Analysis of wine has found two glasses could be enough to reach the recommended daily sugar limit for adults.
Research by Alcohol Health Alliance UK found some bottles had up to 59g of sugar, more than a glazed doughnut.
An independent laboratory analysed bottles of red, white, rosé, fruit and sparkling wine from popular UK brands.
None of the bottles featured nutritional information on labels as this is currently not required by law.
Calorie content was only displayed on a fifth of the bottles analysed by the lab.
Campaigners are calling for change, to better inform wine drinkers about how many calories and how much sugar they are consuming.
Health body NHS recommends adults consume a maximum of 30g of “free sugars” per day, which includes sugar in fruit juices and smoothies, or sugar added to food or drink.

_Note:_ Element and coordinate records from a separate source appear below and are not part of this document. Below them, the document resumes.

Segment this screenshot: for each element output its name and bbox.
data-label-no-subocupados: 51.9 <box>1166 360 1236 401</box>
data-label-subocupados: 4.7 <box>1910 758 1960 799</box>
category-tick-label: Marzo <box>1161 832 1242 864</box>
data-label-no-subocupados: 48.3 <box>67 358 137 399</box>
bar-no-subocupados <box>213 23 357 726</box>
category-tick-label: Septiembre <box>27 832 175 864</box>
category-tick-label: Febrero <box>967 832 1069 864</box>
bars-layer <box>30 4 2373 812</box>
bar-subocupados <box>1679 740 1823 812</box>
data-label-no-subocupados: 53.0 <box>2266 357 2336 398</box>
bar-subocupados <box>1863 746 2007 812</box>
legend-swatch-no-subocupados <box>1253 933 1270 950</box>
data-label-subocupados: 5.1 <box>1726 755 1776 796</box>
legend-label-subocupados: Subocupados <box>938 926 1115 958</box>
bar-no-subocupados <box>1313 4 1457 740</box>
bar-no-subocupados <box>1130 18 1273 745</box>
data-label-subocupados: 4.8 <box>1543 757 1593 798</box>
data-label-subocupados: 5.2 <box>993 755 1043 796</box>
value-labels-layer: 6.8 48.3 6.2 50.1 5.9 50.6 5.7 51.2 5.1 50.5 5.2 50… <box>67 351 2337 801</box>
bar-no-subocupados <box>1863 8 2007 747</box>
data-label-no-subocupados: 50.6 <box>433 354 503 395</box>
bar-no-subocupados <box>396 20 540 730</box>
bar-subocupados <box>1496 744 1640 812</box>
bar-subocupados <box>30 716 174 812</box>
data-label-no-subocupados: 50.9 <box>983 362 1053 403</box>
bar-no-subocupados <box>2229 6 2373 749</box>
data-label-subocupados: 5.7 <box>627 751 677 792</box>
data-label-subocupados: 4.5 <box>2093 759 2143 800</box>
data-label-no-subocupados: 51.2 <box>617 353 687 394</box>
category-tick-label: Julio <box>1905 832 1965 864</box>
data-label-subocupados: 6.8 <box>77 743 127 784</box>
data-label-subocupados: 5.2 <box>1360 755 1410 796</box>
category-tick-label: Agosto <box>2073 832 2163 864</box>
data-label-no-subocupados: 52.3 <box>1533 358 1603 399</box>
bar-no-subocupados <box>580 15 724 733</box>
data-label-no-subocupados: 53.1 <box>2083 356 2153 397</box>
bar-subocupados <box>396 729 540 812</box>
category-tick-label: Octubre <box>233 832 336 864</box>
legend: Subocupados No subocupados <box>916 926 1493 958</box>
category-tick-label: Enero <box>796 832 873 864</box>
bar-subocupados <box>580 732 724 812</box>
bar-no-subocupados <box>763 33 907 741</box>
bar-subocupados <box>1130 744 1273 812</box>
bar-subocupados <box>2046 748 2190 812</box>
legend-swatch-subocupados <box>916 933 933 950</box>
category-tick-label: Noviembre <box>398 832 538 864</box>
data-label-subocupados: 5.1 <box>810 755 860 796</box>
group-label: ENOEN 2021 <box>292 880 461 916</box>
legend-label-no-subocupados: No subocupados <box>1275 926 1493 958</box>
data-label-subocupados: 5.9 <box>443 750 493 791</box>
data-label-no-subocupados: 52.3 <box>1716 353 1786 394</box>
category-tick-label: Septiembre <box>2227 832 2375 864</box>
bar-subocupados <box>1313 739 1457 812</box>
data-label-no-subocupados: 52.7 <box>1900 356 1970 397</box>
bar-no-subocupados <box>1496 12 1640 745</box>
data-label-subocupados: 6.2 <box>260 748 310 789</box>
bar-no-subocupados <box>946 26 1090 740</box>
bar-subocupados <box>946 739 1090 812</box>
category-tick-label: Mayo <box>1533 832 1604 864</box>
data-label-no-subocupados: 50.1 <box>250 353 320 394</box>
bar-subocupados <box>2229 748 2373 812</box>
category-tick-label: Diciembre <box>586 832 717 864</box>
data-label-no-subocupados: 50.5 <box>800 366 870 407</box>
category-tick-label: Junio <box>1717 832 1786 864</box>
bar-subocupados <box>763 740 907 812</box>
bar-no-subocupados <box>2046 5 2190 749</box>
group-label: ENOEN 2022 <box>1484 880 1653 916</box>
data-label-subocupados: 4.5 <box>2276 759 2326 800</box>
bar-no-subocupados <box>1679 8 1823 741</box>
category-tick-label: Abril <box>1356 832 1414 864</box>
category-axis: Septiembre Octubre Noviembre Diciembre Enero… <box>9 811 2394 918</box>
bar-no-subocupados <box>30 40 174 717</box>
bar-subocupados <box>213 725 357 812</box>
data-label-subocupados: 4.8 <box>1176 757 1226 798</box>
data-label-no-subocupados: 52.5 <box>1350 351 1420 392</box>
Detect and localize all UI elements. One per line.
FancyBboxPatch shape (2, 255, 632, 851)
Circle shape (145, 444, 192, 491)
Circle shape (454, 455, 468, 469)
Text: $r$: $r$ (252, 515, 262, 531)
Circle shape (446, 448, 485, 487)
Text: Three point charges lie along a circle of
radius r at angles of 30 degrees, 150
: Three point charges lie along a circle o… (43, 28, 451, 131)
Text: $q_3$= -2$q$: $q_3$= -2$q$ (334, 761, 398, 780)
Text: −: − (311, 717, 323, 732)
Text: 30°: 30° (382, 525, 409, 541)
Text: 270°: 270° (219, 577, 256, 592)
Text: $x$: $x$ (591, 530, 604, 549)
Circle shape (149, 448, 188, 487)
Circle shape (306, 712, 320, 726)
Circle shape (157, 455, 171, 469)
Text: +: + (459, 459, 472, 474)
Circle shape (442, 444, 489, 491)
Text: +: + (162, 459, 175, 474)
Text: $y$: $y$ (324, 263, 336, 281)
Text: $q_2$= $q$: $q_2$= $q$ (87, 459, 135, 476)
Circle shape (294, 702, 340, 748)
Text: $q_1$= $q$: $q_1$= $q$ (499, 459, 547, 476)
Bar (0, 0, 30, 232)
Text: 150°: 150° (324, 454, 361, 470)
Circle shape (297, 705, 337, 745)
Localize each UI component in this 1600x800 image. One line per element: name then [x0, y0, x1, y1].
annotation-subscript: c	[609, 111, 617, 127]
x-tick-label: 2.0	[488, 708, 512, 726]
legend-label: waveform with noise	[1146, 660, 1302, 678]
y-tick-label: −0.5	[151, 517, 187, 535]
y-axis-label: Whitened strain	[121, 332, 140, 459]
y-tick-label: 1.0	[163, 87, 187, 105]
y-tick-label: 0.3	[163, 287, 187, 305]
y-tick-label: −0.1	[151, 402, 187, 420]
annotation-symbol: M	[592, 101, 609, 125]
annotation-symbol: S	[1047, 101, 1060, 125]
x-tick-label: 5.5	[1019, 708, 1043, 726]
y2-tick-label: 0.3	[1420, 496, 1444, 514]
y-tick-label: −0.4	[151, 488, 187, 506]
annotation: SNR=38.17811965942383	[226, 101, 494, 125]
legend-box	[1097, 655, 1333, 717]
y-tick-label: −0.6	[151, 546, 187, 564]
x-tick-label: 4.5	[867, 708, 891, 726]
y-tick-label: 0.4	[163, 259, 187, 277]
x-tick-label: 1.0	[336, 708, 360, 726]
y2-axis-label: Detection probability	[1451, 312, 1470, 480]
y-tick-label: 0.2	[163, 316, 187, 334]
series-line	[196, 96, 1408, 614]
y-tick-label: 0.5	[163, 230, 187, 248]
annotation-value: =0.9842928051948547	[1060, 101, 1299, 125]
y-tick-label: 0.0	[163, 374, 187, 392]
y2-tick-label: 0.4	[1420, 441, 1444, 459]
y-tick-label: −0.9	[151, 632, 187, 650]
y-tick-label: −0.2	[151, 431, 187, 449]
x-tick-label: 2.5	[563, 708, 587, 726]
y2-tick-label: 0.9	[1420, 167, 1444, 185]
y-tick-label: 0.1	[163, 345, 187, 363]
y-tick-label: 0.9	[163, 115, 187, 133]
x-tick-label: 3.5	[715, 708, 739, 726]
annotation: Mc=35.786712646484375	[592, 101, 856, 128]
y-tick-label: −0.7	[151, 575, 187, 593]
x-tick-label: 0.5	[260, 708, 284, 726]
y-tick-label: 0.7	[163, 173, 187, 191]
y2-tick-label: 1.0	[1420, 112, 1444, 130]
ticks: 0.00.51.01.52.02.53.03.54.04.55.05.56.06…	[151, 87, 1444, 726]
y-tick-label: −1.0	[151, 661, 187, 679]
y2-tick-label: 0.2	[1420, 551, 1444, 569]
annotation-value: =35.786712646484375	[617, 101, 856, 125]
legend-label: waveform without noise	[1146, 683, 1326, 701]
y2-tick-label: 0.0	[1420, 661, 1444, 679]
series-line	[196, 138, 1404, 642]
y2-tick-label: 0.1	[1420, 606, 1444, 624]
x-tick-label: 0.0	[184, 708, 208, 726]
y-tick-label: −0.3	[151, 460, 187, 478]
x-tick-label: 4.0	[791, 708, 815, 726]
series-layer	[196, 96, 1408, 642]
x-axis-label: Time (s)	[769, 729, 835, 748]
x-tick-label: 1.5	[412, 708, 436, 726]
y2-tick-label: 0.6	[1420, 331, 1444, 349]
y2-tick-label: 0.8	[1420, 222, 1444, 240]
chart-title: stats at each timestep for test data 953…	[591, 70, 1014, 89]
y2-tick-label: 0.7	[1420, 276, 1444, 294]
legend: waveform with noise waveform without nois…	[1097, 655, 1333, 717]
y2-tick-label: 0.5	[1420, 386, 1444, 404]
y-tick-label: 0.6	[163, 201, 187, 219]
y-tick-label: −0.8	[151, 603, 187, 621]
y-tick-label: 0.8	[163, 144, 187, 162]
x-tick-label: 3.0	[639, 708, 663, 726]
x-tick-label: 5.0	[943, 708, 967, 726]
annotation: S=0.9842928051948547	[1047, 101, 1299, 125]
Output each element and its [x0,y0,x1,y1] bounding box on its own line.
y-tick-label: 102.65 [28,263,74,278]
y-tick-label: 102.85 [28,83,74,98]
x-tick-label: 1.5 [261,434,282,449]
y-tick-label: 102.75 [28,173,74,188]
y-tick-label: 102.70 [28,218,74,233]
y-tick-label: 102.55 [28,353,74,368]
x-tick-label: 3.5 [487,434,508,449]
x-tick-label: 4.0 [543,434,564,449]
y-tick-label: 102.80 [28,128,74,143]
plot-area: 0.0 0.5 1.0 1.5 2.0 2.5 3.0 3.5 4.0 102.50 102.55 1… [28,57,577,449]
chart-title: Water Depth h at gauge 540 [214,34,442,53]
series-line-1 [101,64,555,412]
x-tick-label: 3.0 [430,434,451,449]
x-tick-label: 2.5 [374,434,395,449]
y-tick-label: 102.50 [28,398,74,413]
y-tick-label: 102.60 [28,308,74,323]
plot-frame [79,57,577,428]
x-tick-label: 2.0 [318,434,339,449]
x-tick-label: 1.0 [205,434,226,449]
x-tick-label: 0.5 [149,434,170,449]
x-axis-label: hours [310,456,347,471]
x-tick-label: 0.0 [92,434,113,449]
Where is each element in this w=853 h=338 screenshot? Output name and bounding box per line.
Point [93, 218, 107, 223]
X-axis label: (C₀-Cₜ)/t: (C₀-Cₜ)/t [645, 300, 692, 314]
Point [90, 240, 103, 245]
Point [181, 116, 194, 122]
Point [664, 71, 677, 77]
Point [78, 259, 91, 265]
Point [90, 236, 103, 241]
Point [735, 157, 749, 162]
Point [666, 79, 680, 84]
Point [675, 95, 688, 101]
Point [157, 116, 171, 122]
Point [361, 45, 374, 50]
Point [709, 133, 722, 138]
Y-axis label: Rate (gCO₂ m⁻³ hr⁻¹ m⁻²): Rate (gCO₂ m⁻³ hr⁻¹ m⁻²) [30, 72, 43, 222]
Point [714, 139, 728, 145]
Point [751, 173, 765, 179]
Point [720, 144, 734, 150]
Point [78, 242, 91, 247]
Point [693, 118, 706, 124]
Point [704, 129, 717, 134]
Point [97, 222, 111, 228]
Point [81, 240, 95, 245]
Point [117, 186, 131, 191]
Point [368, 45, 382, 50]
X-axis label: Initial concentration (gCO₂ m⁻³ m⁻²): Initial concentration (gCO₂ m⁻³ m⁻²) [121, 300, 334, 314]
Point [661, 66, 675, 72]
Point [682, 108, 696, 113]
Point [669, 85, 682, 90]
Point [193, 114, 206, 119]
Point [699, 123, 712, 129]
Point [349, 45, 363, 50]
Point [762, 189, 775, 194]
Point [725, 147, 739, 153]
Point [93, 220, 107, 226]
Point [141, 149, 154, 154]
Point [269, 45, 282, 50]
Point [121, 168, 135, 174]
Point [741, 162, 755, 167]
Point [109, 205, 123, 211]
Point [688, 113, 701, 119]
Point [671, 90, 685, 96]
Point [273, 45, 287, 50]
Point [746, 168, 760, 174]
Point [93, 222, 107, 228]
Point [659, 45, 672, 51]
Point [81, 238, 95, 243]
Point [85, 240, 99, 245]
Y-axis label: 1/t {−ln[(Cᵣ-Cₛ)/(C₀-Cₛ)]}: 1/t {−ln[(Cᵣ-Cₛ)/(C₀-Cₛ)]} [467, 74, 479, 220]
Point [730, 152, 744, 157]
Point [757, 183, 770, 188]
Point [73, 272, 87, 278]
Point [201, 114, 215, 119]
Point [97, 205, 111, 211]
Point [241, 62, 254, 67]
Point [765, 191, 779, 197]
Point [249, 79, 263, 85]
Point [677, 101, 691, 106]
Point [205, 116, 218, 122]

Analysis shows that it’s possible to reach an adult’s daily sugar limit by drinking two medium-sized glasses of some wines.
It also found lower-strength wines were among those containing the most sugar, meaning they were not necessarily a healthy choice, despite their lower alcohol content.
In the UK, alcoholic drinks are required to display volume and strength in units of alcohol by volume (ABV).
Labelling must also identify any common allergens, but there are no requirements for ingredients, health warnings or nutritional value as found on many other food and drink food products.